Even when I started a new job with a higher salary, I was still depressed and still dependent on Prozac. Then a friend of mine introduced me to The Garden of Emuna. And my life changed.
Actually, it wasn’t until I read The Garden of Emuna for the third time that all the lights started blazing in my head. Previously, I thought I already had emuna—of course I believed there’s a G-d in the world. Yet now after reading The Garden of Emuna the third time, I saw I never really had emuna. I now saw the world in an entirely new light: Hashem Hu HaElokim ain od m’valdo, Hashem is G-d and there’s nothing else besides Him. I now saw that every single thing in my life was by Hashem’s decree. And that everything Hashem decrees is for the absolute benefit of my soul, even if it doesn’t feel comfortable. And that everything Hashem does is a tailor-made message for me to achieve my soul correction. And that nobody can help or harm me without Hashem’s permission.
I finally saw the root cause of my depression: I was lacking emuna.
I was depressed because I wanted to be in control in this seemingly cause-and-effect world. And I was anything but in control. The Garden of Emuna plucked me into a new reality where I could connect my intellect with my emotions and recognize that only Hashem is in control. Not me. Not the company that laid me off. Not my new employer.

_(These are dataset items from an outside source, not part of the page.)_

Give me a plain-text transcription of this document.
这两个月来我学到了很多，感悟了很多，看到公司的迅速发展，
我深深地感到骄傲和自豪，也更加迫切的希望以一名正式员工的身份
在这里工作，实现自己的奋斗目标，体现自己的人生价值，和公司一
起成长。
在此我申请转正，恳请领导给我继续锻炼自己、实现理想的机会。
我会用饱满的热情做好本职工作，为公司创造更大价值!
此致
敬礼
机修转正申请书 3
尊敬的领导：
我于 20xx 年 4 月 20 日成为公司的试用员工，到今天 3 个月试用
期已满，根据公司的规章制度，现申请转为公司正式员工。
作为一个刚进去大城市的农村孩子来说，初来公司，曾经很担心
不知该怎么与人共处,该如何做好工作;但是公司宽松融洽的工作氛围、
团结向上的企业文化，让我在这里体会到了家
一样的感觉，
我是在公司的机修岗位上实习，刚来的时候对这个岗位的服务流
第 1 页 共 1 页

I felt much like Neo, the protagonist in the 1999 film The Matrix when he realized the world he lived in his entire life was not real. It was all an illusion. There was one scene in the movie I now especially identified with. It’s the scene where Neo is waiting to see the oracle, and in the waiting room is a bald nine-year old boy bending a spoon with his mind. When the boy catches Neo watching him, he says: “Do not try and bend the spoon. That's impossible. Instead… only try to realize the truth.”
“What truth?” Neo asks.
“There is no spoon, “the bald kid answers. “Then you'll see that it is not the spoon that bends, it is only yourself.” And so I bent, realizing Hashem did, does and will do every single deed. I realized Hashem is the cause of every catalyst, and that any situation of stess or sorrow is only a test of emuna.
I started focusing on relying only on Hashem—and stopped relying on Prozac.
Prozac could only take care of the symptoms; The Garden of Emuna helped me take care of the root cause—emuna. With my new awareness of emuna—and with my newly acquired practice of talking to Hashem in my own words—I went off Prozac cold turkey. It’s been nearly three years since I’ve stopped taking Prozac, and my depression never returned. I know I’m one of many who have successfully replaced meds for emuna, and I can’t begin to express my gratitude to Rabbi Shalom Arush for having written The Garden of Emuna (and subsequent emuna books), to Rabbi Lazer Brody for tirelessly reinforcing the importance of emuna to the English-speaking world and, of course, to Hashem, the ultimate cause of everything.